On this auspicious occasion, when we commemorate the Buddha’s birth, enlightenment and entering into Mahaparinirvana, I offer my greetings to fellow Buddhists all over the world.
Buddha Shakyamuni took birth as a prince of the Shakya clan in ancient India about 2600 years ago. The Pali and Sanskrit Traditions declare that the Buddha attained enlightenment at dawn of the full moon day that we call Buddha Purnima. Both the traditions agree that he was not enlightened from the beginning but became the Buddha through meeting the right conditions and striving to accumulate the two stores of merit and wisdom. According to the Sanskrit Tradition, he had to do that for many aeons and entailed his manifesting the four bodies of a Buddha—the Natural Truth Body, the Wisdom Truth Body, the Complete Enjoyment Body and the Emanation Body.
A Buddha’s complete absorption in meditation on emptiness is the Wisdom Truth Body, from which he manifests in different forms.
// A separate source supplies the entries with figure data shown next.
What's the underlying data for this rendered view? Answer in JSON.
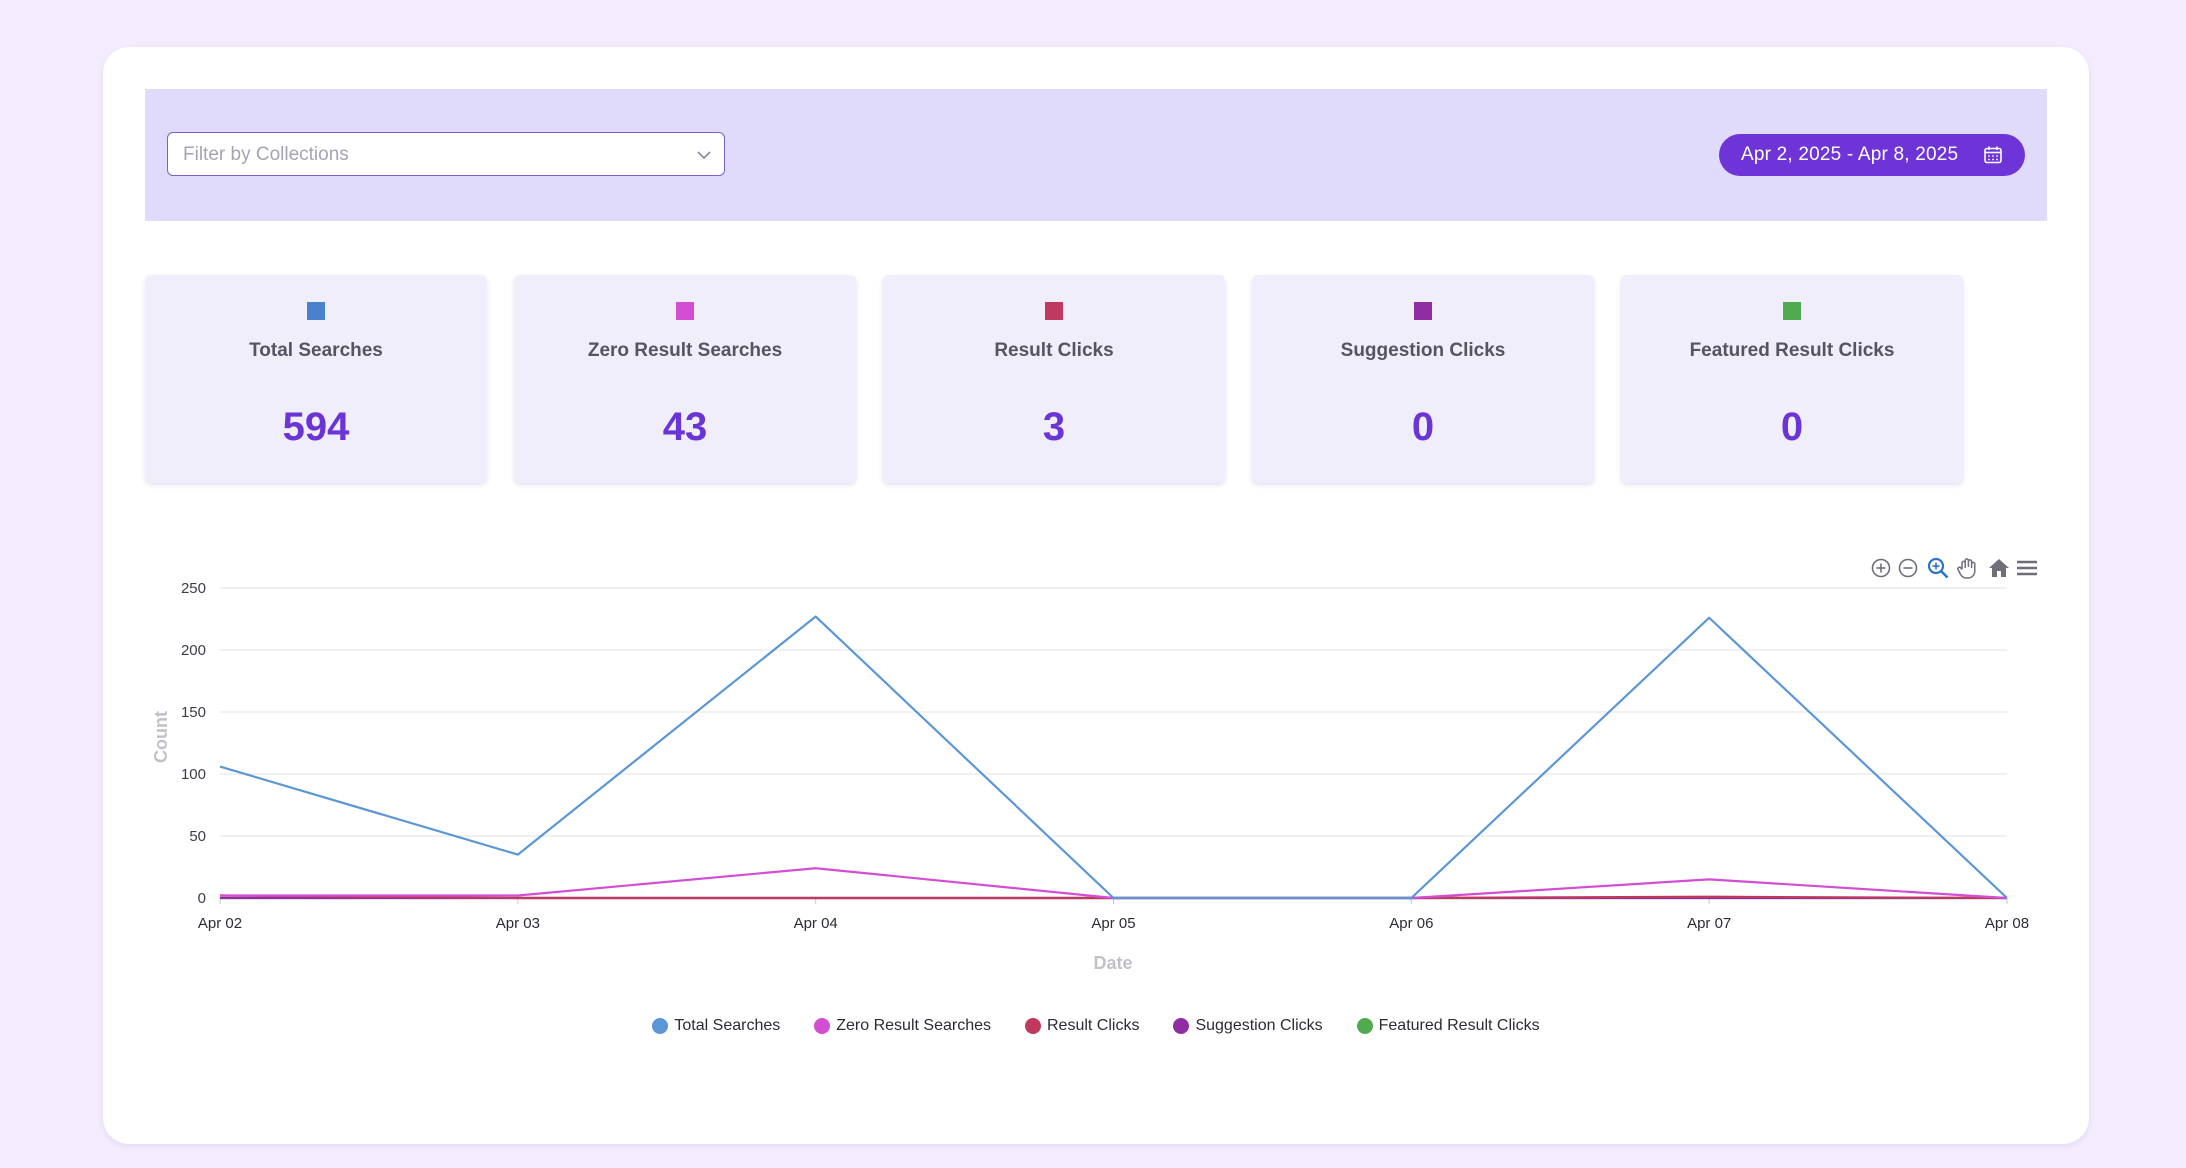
{
  "filters": {
    "collection_placeholder": "Filter by Collections",
    "date_range": "Apr 2, 2025 - Apr 8, 2025"
  },
  "stats": [
    {
      "label": "Total Searches",
      "value": "594",
      "color": "#4a7fcd"
    },
    {
      "label": "Zero Result Searches",
      "value": "43",
      "color": "#d24fd4"
    },
    {
      "label": "Result Clicks",
      "value": "3",
      "color": "#c0395f"
    },
    {
      "label": "Suggestion Clicks",
      "value": "0",
      "color": "#8e2ea2"
    },
    {
      "label": "Featured Result Clicks",
      "value": "0",
      "color": "#4faa50"
    }
  ],
  "toolbar": [
    "zoom-in-icon",
    "zoom-out-icon",
    "selection-zoom-icon",
    "pan-icon",
    "home-icon",
    "menu-icon"
  ],
  "chart_data": {
    "type": "line",
    "xlabel": "Date",
    "ylabel": "Count",
    "ylim": [
      0,
      250
    ],
    "yticks": [
      0,
      50,
      100,
      150,
      200,
      250
    ],
    "categories": [
      "Apr 02",
      "Apr 03",
      "Apr 04",
      "Apr 05",
      "Apr 06",
      "Apr 07",
      "Apr 08"
    ],
    "grid": true,
    "legend_position": "bottom",
    "series": [
      {
        "name": "Total Searches",
        "color": "#5b96d6",
        "values": [
          106,
          35,
          227,
          0,
          0,
          226,
          0
        ]
      },
      {
        "name": "Zero Result Searches",
        "color": "#d24fd4",
        "values": [
          2,
          2,
          24,
          0,
          0,
          15,
          0
        ]
      },
      {
        "name": "Result Clicks",
        "color": "#c0395f",
        "values": [
          2,
          0,
          0,
          0,
          0,
          1,
          0
        ]
      },
      {
        "name": "Suggestion Clicks",
        "color": "#8e2ea2",
        "values": [
          0,
          0,
          0,
          0,
          0,
          0,
          0
        ]
      },
      {
        "name": "Featured Result Clicks",
        "color": "#4faa50",
        "values": [
          0,
          0,
          0,
          0,
          0,
          0,
          0
        ]
      }
    ]
  }
}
The Complete Enjoyment Body appears to Arya Bodhisattvas, while the Emanation Body is visible to all. Buddha Shakyamuni was a Supreme Emanation Body, the source of a continuous flow of activities to benefit sentient beings.
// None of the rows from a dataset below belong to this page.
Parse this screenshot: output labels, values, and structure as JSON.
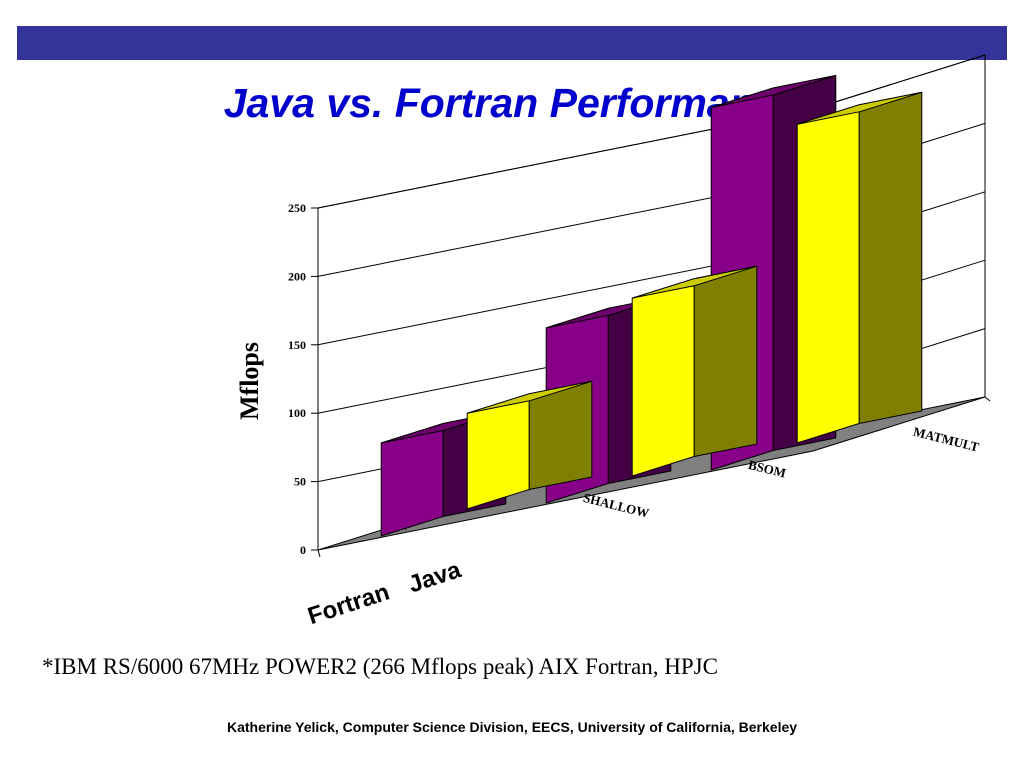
{
  "slide": {
    "title": "Java vs. Fortran Performance",
    "footnote": "*IBM RS/6000 67MHz POWER2 (266 Mflops peak) AIX Fortran, HPJC",
    "footer": "Katherine Yelick, Computer Science Division, EECS, University of California, Berkeley",
    "bar_color": "#333399",
    "title_color": "#0000cc"
  },
  "chart_data": {
    "type": "bar",
    "subtype": "3d-clustered-depth",
    "ylabel": "Mflops",
    "ylim": [
      0,
      250
    ],
    "yticks": [
      0,
      50,
      100,
      150,
      200,
      250
    ],
    "grid": true,
    "categories": [
      "SHALLOW",
      "BSOM",
      "MATMULT"
    ],
    "series": [
      {
        "name": "Fortran",
        "values": [
          68,
          128,
          265
        ],
        "color": "#880088"
      },
      {
        "name": "Java",
        "values": [
          70,
          130,
          233
        ],
        "color": "#ffff00"
      }
    ],
    "floor_color": "#808080"
  }
}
The Buddha’s teaching is essentially practical. It is not just for one group of people or one country, but for all sentient beings. People can follow this path according to their ability and inclination. I, for instance, started my Buddhist education as a child and although I am now nearly 86 years old, I am still learning. Therefore, whenever I can, I encourage Buddhists I meet to be 21st century Buddhists, to discover what the teaching really means and to put it into effect. This entails listening and reading, thinking about what you have heard and read and making yourself deeply familiar with it.
Although our world has changed substantially since the time of the Buddha, the essence of his teaching remains as relevant today as it was 2600 years ago. Both the Pali Tradition and Sanskrit Tradition possess methods for attaining liberation from ignorance and suffering. The Buddha’s advice, stated simply, was to avoid harming others and to help them whenever we can and in whatever way possible.
We can begin to do this by recognising that everyone else is just like us in that they want happiness and dislike suffering. Seeking joy and freedom from suffering is the birth-right of all beings. But personal happiness very much depends on how we relate to others. By developing a sense of respect for others and a concern for their welfare, we can reduce our own self centredness, which is the source of many of our own problems, and enhance our feelings of kindness, which are a natural source of joy.
On this auspicious day, Buddhists will be holding prayer services in holy places such as Bodhgaya, Lumbini and Kandy, as well as in other Buddhist lands. Let us all join together in doing whatever we can to overcome the global threats we face, including the Covid-19 pandemic that has brought such pain and hardship across the world.